Following New York’s greatest film fan from set to shoot, Mary Kerr’s documentary Radioman is a commentary on celebrity, obsession and the power of perseverance.
Radioman
3.0 out of 5.0 stars
Mean Streets by Mark Wilshin
CAUTION: Here be spoilers
Craig Castaldo has a passion for film. And after 30 years of attending New York film sets, he’s by now a welcome guest, a lucky charm and a friend to the stars. Armed with an uncanny knack for knowing where a film shoot might spring up and a network of friends in all the right places, he’s able to charm his way onto many a closed set, and satiate an obsessive love of film and a devouring interest in the free food on offer. After a period of homelessness, he now lives in the Bronx in a flat so filled with cinema memorabilia and VHS tapes it’s infested with cockroaches. But building a life around a single purpose, Radioman is a tale of ambition and obsession pushed to their outer limits.
“Neither snow nor rain nor heat nor gloom of night stays these couriers from the swift completion of their appointed rounds.” So reads the motto on Manhattan’s James Farley Post Office where Craig started out sorting mail, but it’s perhaps just as relevant to his current career as a celebrity and film shoot aficionado. Radioman’s fascination with film began after he became unemployed, alcoholic and homeless. Then, as now, it’s an opportunity for free food, but also a warm hearth of waiting casts and crews bored and happy to talk. Although Radioman no longer sleeps on the streets, he squats with long-learned familiarity on Manhattan’s avenues and retains the trophies of his previous life – the plastic-bag laden bike and a radio chained tightly around his neck. And without them he’s not Radioman.
Indeed, brand Radioman is on the rise. A frequent extra on all manner of New York City films from Godzilla to The Departed, he’s a consummate professional and always on cue. But his ambitions aim higher, and Radioman has his eyes set beyond the silent bit-part of the extra, and on the hard earned glamour of the speaking part. He’s an institution for New York filmmakers, and “Marty” (as he’s known to his friends and Radioman) Scorsese insists on including him in his films – Radioman even trimmed his beard and hair for a role in Shutter Island, as the prominent and rather disturbing patient in the garden. Alongside a compilation of Radioman’s cameo roles, Mary Kerr’s also documentary focuses on a day spent waiting on set rehearsing for a speaking role in Remember Me with co-star Robert Pattinson, with Radioman anxiously learning his lines and uncovering the luxury of the actor’s trailer.

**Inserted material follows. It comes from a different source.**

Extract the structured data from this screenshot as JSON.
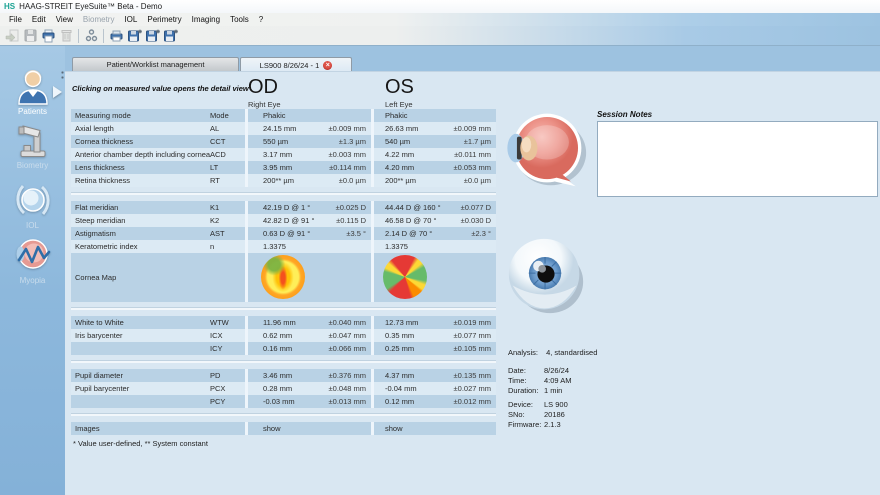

His ambitions aren’t restricted to acting and to an official role on the film set though. Radioman’s hankering after celebrities leaves him with a misplaced sense of belonging. Radioman may be a low-budget documentary, but it has one of the best cast lists in film history, featuring Hollywood A-listers such as Meryl Streep, Tom Hanks and Johnny Depp professing undying friendship to the little man. Yet it’s hard not to harbour the cynical misgiving of stardom on its best behaviour in front of the camera. Radioman even travels to the Oscars in LA, hiring a tuxedo and a bike from Venice Beach, intent on supporting his celebrity friends on the West Coast as well, albeit without the golden ticket that even his illustrious connections can’t sniff out.
It’s here that Mary Kerr’s documentary begins to come apart – his fish-out-of-water attempts to access Hollywood glamour almost as underwhelming as his recorded conversation with Cher. It’s heartening to have a film dedicated to the New York film industry’s most prolific cast member, but Radioman isn’t quite up to the task of uncovering the naked truth, and the inextinguishable doubt as to whether Radioman is little more than a celebrity stalker, star-dazed and confused lingers on. But as a testimony to man’s monumental ambition to rise up from nothing and build oneself a life, Radioman is one star-spangled American dream.